Under the agreement, Apache was obligated to spend $30 million on the properties over four years. According to Walker, Apache spent that money in the first year as it worked three drilling rigs in the oil-prone portion of the Eagle Ford play. One well produced some 500 b/d of oil.

In EVEP’s fourth quarter report, recorded by Seeking Alpha, Walker said, “Apache is not drilling in the Eagle Ford currently. They have had some modest results in the Eagle Ford but really very good results in the Georgetown. And so, in terms of us not putting up any money, we are receiving some revenues from that. And, I think that as time goes by — Apache — they’ve given us indications that they will be drilling in the gas leg of the Eagle Ford, since their focus previously has been in the oil leg of the Eagle Ford.”

Exxon Mobil Corp.

Exxon Mobil Corp. has taken a hard, close look at gas shales since the Barnett play exploded in northern Texas; and that look includes at least a glance at the Eagle Ford in southern Texas.

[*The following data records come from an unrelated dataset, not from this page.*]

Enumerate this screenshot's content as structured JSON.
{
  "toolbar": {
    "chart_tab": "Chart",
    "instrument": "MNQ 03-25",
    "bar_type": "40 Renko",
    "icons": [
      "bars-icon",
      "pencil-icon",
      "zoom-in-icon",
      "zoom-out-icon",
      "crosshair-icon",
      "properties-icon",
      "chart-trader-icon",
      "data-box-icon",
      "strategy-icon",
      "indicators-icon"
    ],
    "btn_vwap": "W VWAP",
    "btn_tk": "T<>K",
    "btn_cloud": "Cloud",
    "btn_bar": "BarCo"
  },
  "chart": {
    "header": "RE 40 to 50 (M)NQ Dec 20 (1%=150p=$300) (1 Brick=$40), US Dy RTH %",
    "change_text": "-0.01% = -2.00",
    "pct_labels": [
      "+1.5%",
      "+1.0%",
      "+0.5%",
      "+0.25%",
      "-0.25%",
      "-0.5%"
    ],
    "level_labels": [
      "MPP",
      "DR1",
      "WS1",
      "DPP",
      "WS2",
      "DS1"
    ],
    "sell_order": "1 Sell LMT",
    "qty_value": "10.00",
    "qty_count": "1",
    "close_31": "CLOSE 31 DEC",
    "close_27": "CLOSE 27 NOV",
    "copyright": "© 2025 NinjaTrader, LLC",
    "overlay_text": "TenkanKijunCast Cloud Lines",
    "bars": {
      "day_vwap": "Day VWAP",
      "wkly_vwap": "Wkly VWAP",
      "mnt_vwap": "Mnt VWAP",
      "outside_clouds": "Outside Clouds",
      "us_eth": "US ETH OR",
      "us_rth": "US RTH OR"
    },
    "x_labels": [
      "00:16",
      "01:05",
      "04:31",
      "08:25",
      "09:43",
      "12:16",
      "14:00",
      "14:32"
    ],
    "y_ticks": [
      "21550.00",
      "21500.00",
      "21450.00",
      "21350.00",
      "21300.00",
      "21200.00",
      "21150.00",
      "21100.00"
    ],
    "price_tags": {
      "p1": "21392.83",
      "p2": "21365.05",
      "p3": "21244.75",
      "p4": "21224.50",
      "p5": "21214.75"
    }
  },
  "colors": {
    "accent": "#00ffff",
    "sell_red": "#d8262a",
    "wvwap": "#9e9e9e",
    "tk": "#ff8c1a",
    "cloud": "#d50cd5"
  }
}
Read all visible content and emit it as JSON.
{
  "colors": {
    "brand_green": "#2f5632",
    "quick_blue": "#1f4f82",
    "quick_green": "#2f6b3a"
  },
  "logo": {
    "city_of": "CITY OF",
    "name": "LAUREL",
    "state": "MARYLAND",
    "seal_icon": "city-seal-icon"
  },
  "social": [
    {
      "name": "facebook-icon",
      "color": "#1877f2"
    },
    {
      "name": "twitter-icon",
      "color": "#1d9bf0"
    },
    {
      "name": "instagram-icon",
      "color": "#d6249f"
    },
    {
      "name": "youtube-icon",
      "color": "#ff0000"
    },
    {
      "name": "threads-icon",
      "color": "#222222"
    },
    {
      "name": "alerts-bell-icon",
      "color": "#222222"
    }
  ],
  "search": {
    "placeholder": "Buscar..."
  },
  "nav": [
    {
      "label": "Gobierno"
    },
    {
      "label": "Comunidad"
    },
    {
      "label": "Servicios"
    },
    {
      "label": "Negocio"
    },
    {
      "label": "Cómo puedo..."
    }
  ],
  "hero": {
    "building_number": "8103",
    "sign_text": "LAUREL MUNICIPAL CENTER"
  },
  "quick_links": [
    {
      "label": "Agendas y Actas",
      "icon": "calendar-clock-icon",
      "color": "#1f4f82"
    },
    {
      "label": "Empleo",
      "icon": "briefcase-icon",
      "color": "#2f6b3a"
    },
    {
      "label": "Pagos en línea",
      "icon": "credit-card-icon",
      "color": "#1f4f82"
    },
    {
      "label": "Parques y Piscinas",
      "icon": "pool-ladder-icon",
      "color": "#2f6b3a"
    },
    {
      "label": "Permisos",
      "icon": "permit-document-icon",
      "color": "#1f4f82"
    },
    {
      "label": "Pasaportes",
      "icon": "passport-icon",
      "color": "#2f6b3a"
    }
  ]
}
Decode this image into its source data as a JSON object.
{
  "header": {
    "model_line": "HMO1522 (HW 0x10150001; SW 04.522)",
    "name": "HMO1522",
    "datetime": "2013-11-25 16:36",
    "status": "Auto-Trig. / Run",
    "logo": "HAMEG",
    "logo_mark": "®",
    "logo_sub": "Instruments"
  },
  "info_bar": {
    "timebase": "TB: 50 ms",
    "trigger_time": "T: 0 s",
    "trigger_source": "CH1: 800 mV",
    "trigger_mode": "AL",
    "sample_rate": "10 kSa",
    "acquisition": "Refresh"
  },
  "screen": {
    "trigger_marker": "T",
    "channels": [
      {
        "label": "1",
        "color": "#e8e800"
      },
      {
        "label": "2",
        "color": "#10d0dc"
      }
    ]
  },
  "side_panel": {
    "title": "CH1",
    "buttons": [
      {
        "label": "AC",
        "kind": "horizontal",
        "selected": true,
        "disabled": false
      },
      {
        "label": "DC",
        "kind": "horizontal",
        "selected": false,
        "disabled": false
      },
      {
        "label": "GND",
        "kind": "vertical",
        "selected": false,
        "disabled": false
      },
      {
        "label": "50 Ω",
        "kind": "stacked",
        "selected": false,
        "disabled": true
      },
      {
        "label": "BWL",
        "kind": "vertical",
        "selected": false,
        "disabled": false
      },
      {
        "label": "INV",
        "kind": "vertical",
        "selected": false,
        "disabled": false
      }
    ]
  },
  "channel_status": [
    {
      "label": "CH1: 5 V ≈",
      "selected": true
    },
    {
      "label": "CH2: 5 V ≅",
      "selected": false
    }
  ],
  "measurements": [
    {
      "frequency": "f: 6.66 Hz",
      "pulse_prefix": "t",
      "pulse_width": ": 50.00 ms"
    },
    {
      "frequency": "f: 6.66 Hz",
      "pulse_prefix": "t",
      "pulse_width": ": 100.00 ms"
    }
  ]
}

According to a Houston Chronicle article, the company has properties with Eagle Ford potential in La Salle and McMullen Counties, but details about activity on those properties are tight.

The company’s exposure to gas shales showed up in 2006 when it acquired 11,000 acres of land in the Barnett play and started drilling six wells under a joint venture agreement, with Harding Co. of Dallas to test the formation in northern Tarrant and southern Johnson Counties where Harding already had 25 Barnett wells.

It was 80% owner of a venture group called DDJET LLP, named after Dallas, Denton, Johnson, Ellis, and Tarrant Counties, but the group also had properties in Collin, Hill, and Navarro Counties. The group also bid on Dallas-Fort Worth Airport properties.

In June 2008, analyst Michael Lynch at Gerson Lehrman Group said, “The company (ExxonMobil) is reviewing all of its producing properties in Europe and has recently signed participate agreements with MOL (Hungarian Oil and Gas Plc.) and Falcon Oil and Gas (Canada) to evaluate shale gas reservoirs in Hungary.”

The clearest step in ExxonMobil’s move toward gas shales was the company’s bid late in 2009 to acquire shale giant XTO Energy Inc. for $41 billion.

If that bid succeeds, that would give ExxonMobil 380,000 acres in the Fayetteville Shale producing 100 MMcfge/d, 160,000 acres in the Woodford Shale producing about 70 MMcfge/d, Haynesville properties producing 45 MMcfge/d, 277,000 acres in the Barnett producing 622 MMcfge/d, and 280,000 acres in the Marcellus Shale, according to XTO’s third quarter 2009 report.

Some Eagle Ford properties may also join that list. In response to a question during a second quarter 2009 conference call about the company’s interest in the Eagle Ford in La Salle County, XTO Chairman Keith Hutton said about the Eagle Ford, “We’re watching it real close. We do have some acreage there. I’m not really ready to talk about it. We have done some re-completions in some other wells and they look fine. So, we’ll probably bounce into that play eventually and start talking about it, but not at this time.”

Hilcorp Energy Co.

Hilcorp Energy Co. — the fourth-largest, US-based, privately held oil and gas exploration and production company — took over operating duties in early 2010 on a farm-in position in the Eagle Ford Shale.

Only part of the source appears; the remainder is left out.